Belong To - LGBTQ+ Youth Ireland is the national organisation for LGBTQ+ young people in Ireland. Since 2003, Belong To has worked with LGBTQ+ youth to create a society where they safe to shine and can confidently shape their own futures. It is a registered charity and works with and for LGBT+ youth across Ireland.

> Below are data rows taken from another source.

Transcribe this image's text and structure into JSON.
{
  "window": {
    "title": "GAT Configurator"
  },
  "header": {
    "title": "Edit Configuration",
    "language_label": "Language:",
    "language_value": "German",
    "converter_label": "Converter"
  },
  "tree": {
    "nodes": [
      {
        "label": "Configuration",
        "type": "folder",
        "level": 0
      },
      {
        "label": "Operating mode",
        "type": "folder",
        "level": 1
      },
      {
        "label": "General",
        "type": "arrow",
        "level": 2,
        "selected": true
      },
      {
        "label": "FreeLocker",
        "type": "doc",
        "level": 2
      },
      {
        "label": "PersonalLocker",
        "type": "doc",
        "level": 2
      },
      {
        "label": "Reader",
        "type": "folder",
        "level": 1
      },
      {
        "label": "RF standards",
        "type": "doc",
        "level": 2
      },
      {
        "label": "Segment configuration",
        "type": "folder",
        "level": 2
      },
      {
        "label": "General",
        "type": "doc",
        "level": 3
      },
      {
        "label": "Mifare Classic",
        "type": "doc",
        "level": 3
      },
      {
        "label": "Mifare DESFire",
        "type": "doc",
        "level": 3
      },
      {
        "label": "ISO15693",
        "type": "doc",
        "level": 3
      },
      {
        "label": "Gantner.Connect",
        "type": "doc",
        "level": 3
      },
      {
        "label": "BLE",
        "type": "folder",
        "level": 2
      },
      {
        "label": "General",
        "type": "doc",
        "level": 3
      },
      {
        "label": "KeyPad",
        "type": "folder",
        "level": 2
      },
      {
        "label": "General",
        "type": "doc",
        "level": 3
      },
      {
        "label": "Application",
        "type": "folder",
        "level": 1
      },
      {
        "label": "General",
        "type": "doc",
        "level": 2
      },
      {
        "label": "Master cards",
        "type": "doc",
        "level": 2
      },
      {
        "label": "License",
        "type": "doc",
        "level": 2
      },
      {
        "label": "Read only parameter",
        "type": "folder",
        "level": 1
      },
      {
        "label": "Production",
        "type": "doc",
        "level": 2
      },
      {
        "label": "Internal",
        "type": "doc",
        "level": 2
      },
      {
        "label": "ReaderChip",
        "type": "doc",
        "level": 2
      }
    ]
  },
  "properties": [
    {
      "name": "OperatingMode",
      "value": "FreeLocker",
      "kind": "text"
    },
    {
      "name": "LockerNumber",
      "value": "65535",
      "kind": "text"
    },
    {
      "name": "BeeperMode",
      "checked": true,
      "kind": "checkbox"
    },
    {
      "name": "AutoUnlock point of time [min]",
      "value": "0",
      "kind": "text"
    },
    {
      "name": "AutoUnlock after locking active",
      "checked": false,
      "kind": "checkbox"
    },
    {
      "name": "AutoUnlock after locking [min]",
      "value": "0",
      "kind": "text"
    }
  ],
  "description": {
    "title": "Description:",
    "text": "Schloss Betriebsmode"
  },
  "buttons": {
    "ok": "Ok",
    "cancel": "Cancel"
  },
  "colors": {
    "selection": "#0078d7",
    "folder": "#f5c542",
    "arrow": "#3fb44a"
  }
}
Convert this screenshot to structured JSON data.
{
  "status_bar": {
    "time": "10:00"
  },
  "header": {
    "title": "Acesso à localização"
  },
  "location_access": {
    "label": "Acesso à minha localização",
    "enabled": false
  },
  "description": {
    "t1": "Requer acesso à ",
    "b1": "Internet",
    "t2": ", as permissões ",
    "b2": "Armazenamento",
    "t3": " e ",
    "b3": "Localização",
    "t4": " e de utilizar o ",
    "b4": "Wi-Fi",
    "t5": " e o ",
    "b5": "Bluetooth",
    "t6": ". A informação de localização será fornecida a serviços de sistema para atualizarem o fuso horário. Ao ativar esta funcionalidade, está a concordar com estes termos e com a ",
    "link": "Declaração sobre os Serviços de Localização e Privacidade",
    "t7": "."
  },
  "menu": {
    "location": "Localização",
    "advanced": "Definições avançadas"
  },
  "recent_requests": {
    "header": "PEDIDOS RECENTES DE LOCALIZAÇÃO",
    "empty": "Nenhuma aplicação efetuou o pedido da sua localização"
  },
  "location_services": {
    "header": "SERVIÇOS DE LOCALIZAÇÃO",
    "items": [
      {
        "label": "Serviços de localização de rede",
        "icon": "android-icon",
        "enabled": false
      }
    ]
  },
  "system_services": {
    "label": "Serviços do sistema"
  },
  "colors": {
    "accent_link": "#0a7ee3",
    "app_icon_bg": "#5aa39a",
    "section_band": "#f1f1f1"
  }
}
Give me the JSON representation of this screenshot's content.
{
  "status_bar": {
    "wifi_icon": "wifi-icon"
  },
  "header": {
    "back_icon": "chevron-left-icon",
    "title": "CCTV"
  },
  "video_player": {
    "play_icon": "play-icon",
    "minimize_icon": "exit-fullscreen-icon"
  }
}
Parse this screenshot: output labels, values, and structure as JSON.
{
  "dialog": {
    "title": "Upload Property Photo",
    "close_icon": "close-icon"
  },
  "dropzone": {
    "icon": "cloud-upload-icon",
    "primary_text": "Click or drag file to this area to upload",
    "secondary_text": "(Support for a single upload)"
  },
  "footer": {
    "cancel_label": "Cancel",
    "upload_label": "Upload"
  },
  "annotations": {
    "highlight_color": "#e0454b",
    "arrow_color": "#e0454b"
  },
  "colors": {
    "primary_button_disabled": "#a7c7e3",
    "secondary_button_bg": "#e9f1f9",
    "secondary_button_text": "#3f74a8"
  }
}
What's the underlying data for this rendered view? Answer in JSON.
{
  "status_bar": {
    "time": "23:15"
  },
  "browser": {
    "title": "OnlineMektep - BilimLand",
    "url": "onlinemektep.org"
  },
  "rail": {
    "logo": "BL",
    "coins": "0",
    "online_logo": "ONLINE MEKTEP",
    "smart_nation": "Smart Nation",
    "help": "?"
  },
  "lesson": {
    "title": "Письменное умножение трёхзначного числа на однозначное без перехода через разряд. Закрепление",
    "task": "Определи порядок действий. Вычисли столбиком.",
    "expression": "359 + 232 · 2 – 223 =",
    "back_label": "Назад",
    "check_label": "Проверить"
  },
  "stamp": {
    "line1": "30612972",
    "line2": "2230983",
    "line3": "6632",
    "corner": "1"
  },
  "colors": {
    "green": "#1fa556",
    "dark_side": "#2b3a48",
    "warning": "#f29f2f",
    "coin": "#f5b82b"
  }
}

Belong To offers advice, information and crisis counselling for LGBTQ+ youth, and supports LGBTQ+ youth groups across Ireland. Through training, they ensure LGBTQ+ young people are met by professionals, organisations, and services who are educated to meet and support their needs. The organisation also campaigns to ensure policy formation and practice is informed by the voice and experiences of LGBTQ+ young people.

==History==
Belong To has its origins in an earlier Dublin-based youth group called OutYouth, which was run by youth volunteers in conjunction with the Gay Switchboard Dublin. Due to the voluntary nature of the group its operation was sometimes sporadic. In the final years of OutYouth, the group met with other LGBT organisations in Dublin and the City of Dublin Youth Services Board to seek funding for a new youth service project. The project secured funding from the Irish Department of Education and Belong To was formed in March 2003.

==Groups==
Dublin
- Under 18's for 14- to 17-year-olds.
- IndividualiTy for 18- to 23-year-olds who are trans or questioning.
- Over 18's for 18- to 23-year-olds.